Rumours are abuzz that the search giant Google will come up with its next version of the Android operating system, the Android L, with encryption enabled by default.
This will be for the first time that Google’s Android OS will be encrypting data by default.
“As part of our next Android release, encryption will be enabled by default out of the box, so you won’t even have to think about turning it on,” said Google spokeswoman Niki Christoff.
The Android L is expected to be released in October this year.
With the encryption enabled OS, the search giant will be able to provide an extra security layer on the highly sensitive and personal user data saved on the smartphones.
Android is the most popular operating system (OS) for smartphones in the world. The mobile OS has been offering options of encryption for some devices since 2011. But those options are not on available by default.

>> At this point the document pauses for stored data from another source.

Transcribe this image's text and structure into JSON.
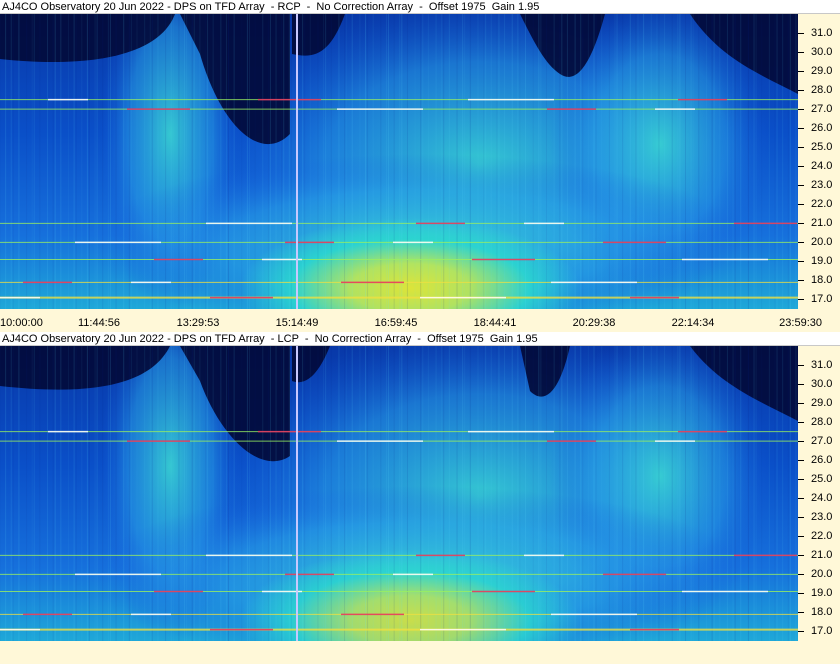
{
  "colors": {
    "background": "#fff8d8",
    "plot_low": "#020a3a",
    "plot_mid": "#0a5ad8",
    "plot_high": "#2bd4d0",
    "plot_hot": "#e6e830",
    "marker_line": "#c8c8ff"
  },
  "chart_data": [
    {
      "type": "heatmap",
      "title": "AJ4CO Observatory 20 Jun 2022 - DPS on TFD Array  - RCP  -  No Correction Array  -  Offset 1975  Gain 1.95",
      "y_ticks": [
        "31.0",
        "30.0",
        "29.0",
        "28.0",
        "27.0",
        "26.0",
        "25.0",
        "24.0",
        "23.0",
        "22.0",
        "21.0",
        "20.0",
        "19.0",
        "18.0",
        "17.0"
      ],
      "ylim": [
        16.5,
        32.0
      ],
      "x_ticks": [
        "10:00:00",
        "11:44:56",
        "13:29:53",
        "15:14:49",
        "16:59:45",
        "18:44:41",
        "20:29:38",
        "22:14:34",
        "23:59:30"
      ],
      "marker_time": "15:14:49",
      "constant_signal_freqs": [
        17.1,
        17.9,
        19.1,
        20.0,
        21.0,
        27.0,
        27.5
      ]
    },
    {
      "type": "heatmap",
      "title": "AJ4CO Observatory 20 Jun 2022 - DPS on TFD Array  - LCP  -  No Correction Array  -  Offset 1975  Gain 1.95",
      "y_ticks": [
        "31.0",
        "30.0",
        "29.0",
        "28.0",
        "27.0",
        "26.0",
        "25.0",
        "24.0",
        "23.0",
        "22.0",
        "21.0",
        "20.0",
        "19.0",
        "18.0",
        "17.0"
      ],
      "ylim": [
        16.5,
        32.0
      ],
      "x_ticks": [],
      "marker_time": "15:14:49",
      "constant_signal_freqs": [
        17.1,
        17.9,
        19.1,
        20.0,
        21.0,
        27.0,
        27.5
      ]
    }
  ]
}
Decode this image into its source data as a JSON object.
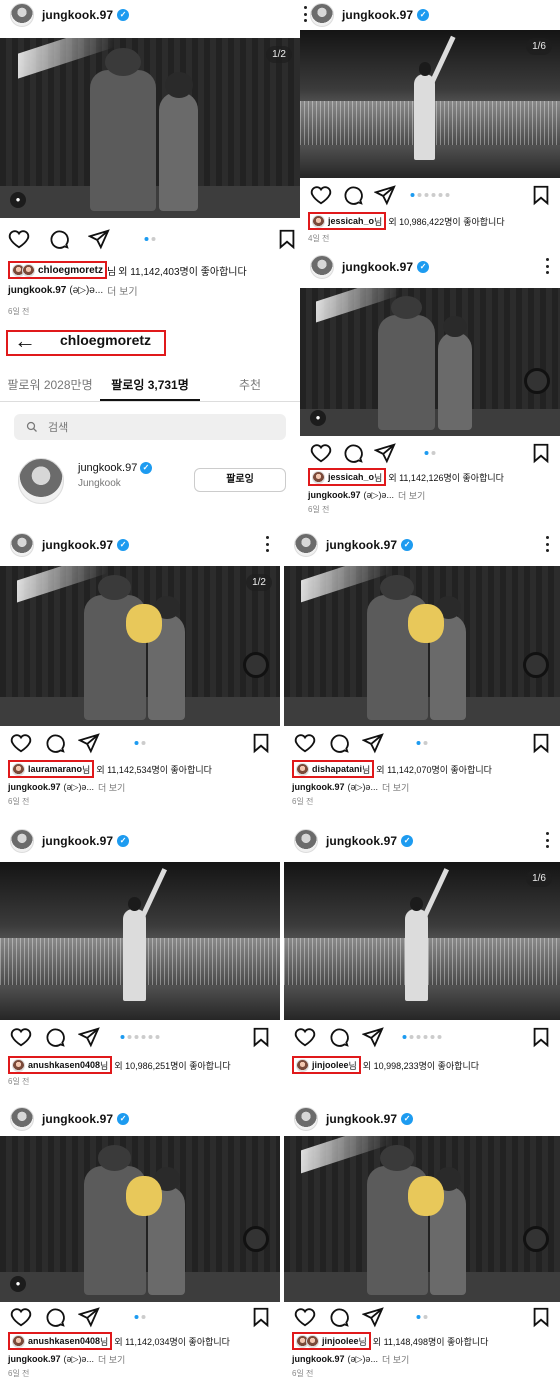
{
  "common": {
    "username": "jungkook.97",
    "verified_icon": "✓",
    "caption_user": "jungkook.97",
    "caption_text": "(ə▷)ə...",
    "more_label": "더 보기",
    "icons": [
      "heart-icon",
      "comment-icon",
      "share-icon",
      "bookmark-icon",
      "more-vertical-icon",
      "user-tag-icon"
    ]
  },
  "posts": {
    "p1": {
      "counter": "1/2",
      "liker": "chloegmoretz",
      "suffix": "님",
      "likes_text": "외 11,142,403명이 좋아합니다",
      "ago": "6일 전"
    },
    "p2": {
      "counter": "1/6",
      "liker": "jessicah_o",
      "suffix": "님",
      "likes_text": "외 10,986,422명이 좋아합니다",
      "ago": "4일 전"
    },
    "p3": {
      "liker": "jessicah_o",
      "suffix": "님",
      "likes_text": "외 11,142,126명이 좋아합니다",
      "ago": "6일 전"
    },
    "p4": {
      "counter": "1/2",
      "liker": "lauramarano",
      "suffix": "님",
      "likes_text": "외 11,142,534명이 좋아합니다",
      "ago": "6일 전"
    },
    "p5": {
      "liker": "dishapatani",
      "suffix": "님",
      "likes_text": "외 11,142,070명이 좋아합니다",
      "ago": "6일 전"
    },
    "p6": {
      "liker": "anushkasen0408",
      "suffix": "님",
      "likes_text": "외 10,986,251명이 좋아합니다",
      "ago": "6일 전"
    },
    "p7": {
      "counter": "1/6",
      "liker": "jinjoolee",
      "suffix": "님",
      "likes_text": "외 10,998,233명이 좋아합니다"
    },
    "p8": {
      "liker": "anushkasen0408",
      "suffix": "님",
      "likes_text": "외 11,142,034명이 좋아합니다",
      "ago": "6일 전"
    },
    "p9": {
      "liker": "jinjoolee",
      "suffix": "님",
      "likes_text": "외 11,148,498명이 좋아합니다",
      "ago": "6일 전"
    }
  },
  "following": {
    "back_icon": "←",
    "title": "chloegmoretz",
    "tabs": [
      "팔로워 2028만명",
      "팔로잉 3,731명",
      "추천"
    ],
    "search_placeholder": "검색",
    "user": {
      "username": "jungkook.97",
      "name": "Jungkook",
      "button": "팔로잉"
    }
  },
  "colors": {
    "highlight": "#e0191b",
    "verified": "#1d9bf0",
    "active_dot": "#1d9bf0"
  }
}
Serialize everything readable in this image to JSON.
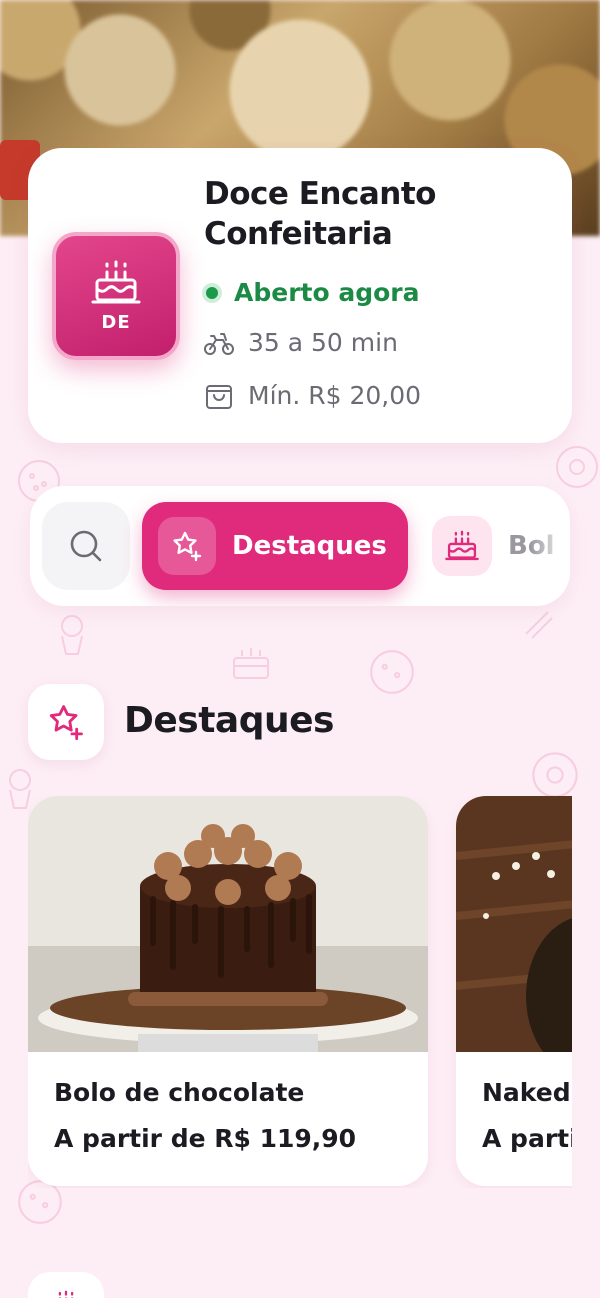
{
  "store": {
    "name": "Doce Encanto Confeitaria",
    "logo_text": "DE",
    "logo_icon": "cake-icon",
    "status": "Aberto agora",
    "delivery_time": "35 a 50 min",
    "delivery_icon": "bike-icon",
    "minimum_order": "Mín. R$ 20,00",
    "minimum_icon": "bag-icon"
  },
  "categories": {
    "search_icon": "search-icon",
    "items": [
      {
        "label": "Destaques",
        "icon": "star-icon",
        "active": true
      },
      {
        "label": "Bol",
        "icon": "cake-icon",
        "active": false
      }
    ]
  },
  "section": {
    "title": "Destaques",
    "icon": "star-icon"
  },
  "products": [
    {
      "name": "Bolo de chocolate",
      "price": "A partir de R$ 119,90"
    },
    {
      "name": "Naked",
      "price": "A parti"
    }
  ],
  "colors": {
    "accent": "#e02a7c",
    "status_green": "#1b8a44",
    "background": "#fdeef5"
  }
}
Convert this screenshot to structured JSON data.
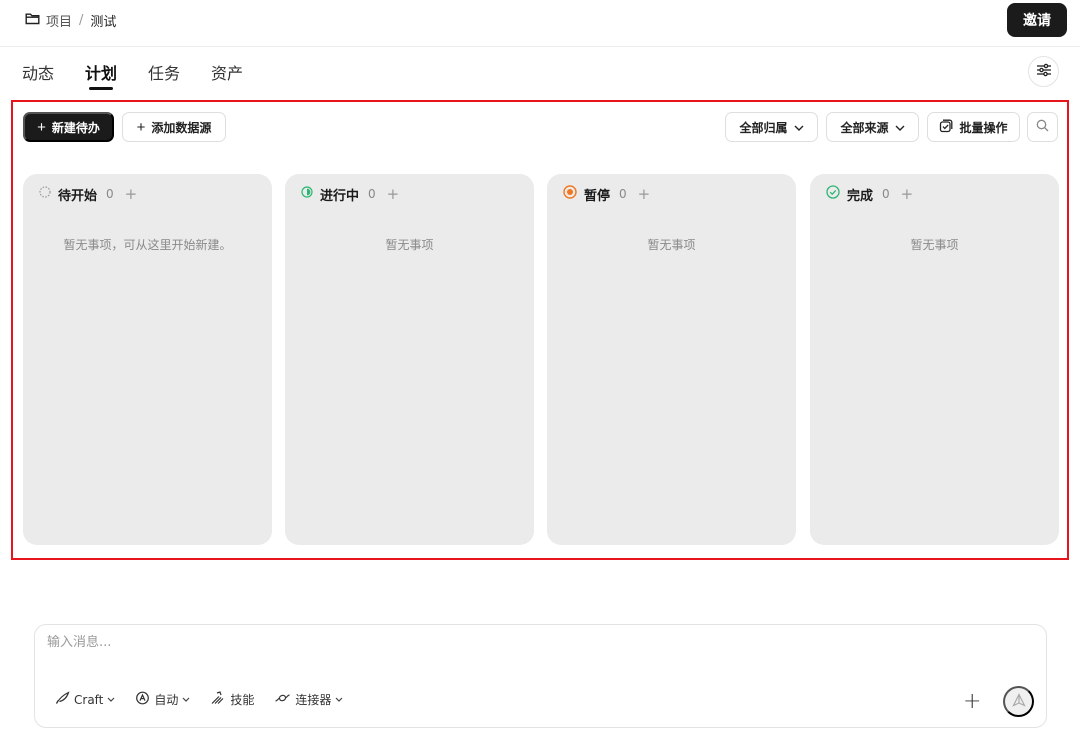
{
  "breadcrumb": {
    "root": "项目",
    "separator": "/",
    "current": "测试"
  },
  "header": {
    "invite_label": "邀请"
  },
  "tabs": [
    {
      "label": "动态",
      "active": false
    },
    {
      "label": "计划",
      "active": true
    },
    {
      "label": "任务",
      "active": false
    },
    {
      "label": "资产",
      "active": false
    }
  ],
  "toolbar": {
    "new_todo_label": "新建待办",
    "add_datasource_label": "添加数据源",
    "filter_owner_label": "全部归属",
    "filter_source_label": "全部来源",
    "bulk_label": "批量操作"
  },
  "columns": [
    {
      "title": "待开始",
      "count": "0",
      "empty_text": "暂无事项，可从这里开始新建。",
      "status_color": "#9a9a9a"
    },
    {
      "title": "进行中",
      "count": "0",
      "empty_text": "暂无事项",
      "status_color": "#2bb673"
    },
    {
      "title": "暂停",
      "count": "0",
      "empty_text": "暂无事项",
      "status_color": "#f07820"
    },
    {
      "title": "完成",
      "count": "0",
      "empty_text": "暂无事项",
      "status_color": "#2bb673"
    }
  ],
  "composer": {
    "placeholder": "输入消息...",
    "model_label": "Craft",
    "mode_label": "自动",
    "skills_label": "技能",
    "connector_label": "连接器"
  },
  "colors": {
    "accent": "#1b1b1b",
    "highlight_border": "#e8141b",
    "column_bg": "#ebebeb"
  }
}
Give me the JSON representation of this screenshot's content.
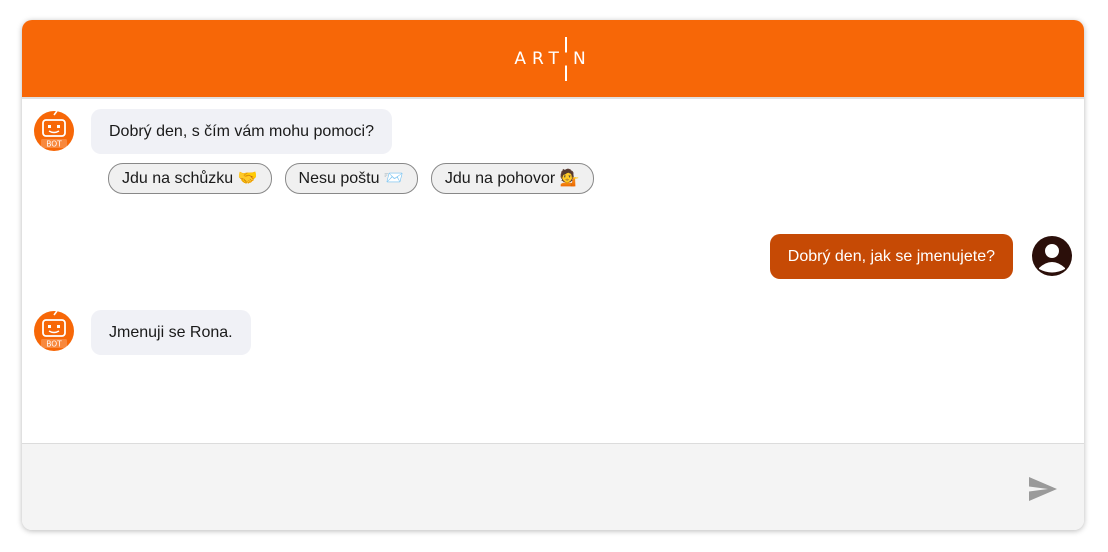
{
  "header": {
    "logo_left": "ART",
    "logo_right": "N",
    "brand_color": "#f76707"
  },
  "messages": [
    {
      "sender": "bot",
      "text": "Dobrý den, s čím vám mohu pomoci?"
    },
    {
      "sender": "user",
      "text": "Dobrý den, jak se jmenujete?"
    },
    {
      "sender": "bot",
      "text": "Jmenuji se Rona."
    }
  ],
  "bot_avatar": {
    "label": "BOT",
    "icon": "robot-icon"
  },
  "user_avatar": {
    "icon": "user-avatar-icon"
  },
  "quick_replies": [
    {
      "label": "Jdu na schůzku 🤝"
    },
    {
      "label": "Nesu poštu 📨"
    },
    {
      "label": "Jdu na pohovor 💁"
    }
  ],
  "input": {
    "placeholder": "",
    "value": ""
  },
  "send_icon": "send-icon",
  "colors": {
    "user_bubble": "#c64a05",
    "bot_bubble": "#f0f1f6",
    "input_bg": "#f4f4f4"
  }
}
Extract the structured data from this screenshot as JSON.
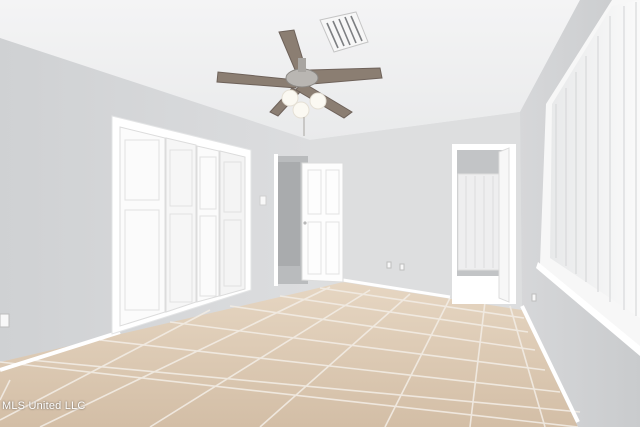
{
  "photo": {
    "subject": "empty-bedroom",
    "colors": {
      "wall": "#dcdddf",
      "ceiling": "#f3f3f4",
      "floor": "#d9c5ae",
      "trim": "#ffffff"
    }
  },
  "watermark": {
    "text": "MLS United LLC"
  }
}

According to the smartphone security experts, the default encryption facility is available only in a handful of phones as the very few users know about the feature, much less know how to turn it on.
Trying to remove the minor hurdles, Google has decided to tweak the activation procedure for Android L in order to have encryption automatically activated.
With the development, Google is going to match the footstep of tech giant Apple, which has recently announced expansion of its two-factor authentication process for the iCloud storage system that recently faced a major cyber attack.
Apple’s iCloud storage system was also condemned as many nude pictures of certain celebrities were leaked on social networking forums following attack by group of hackers.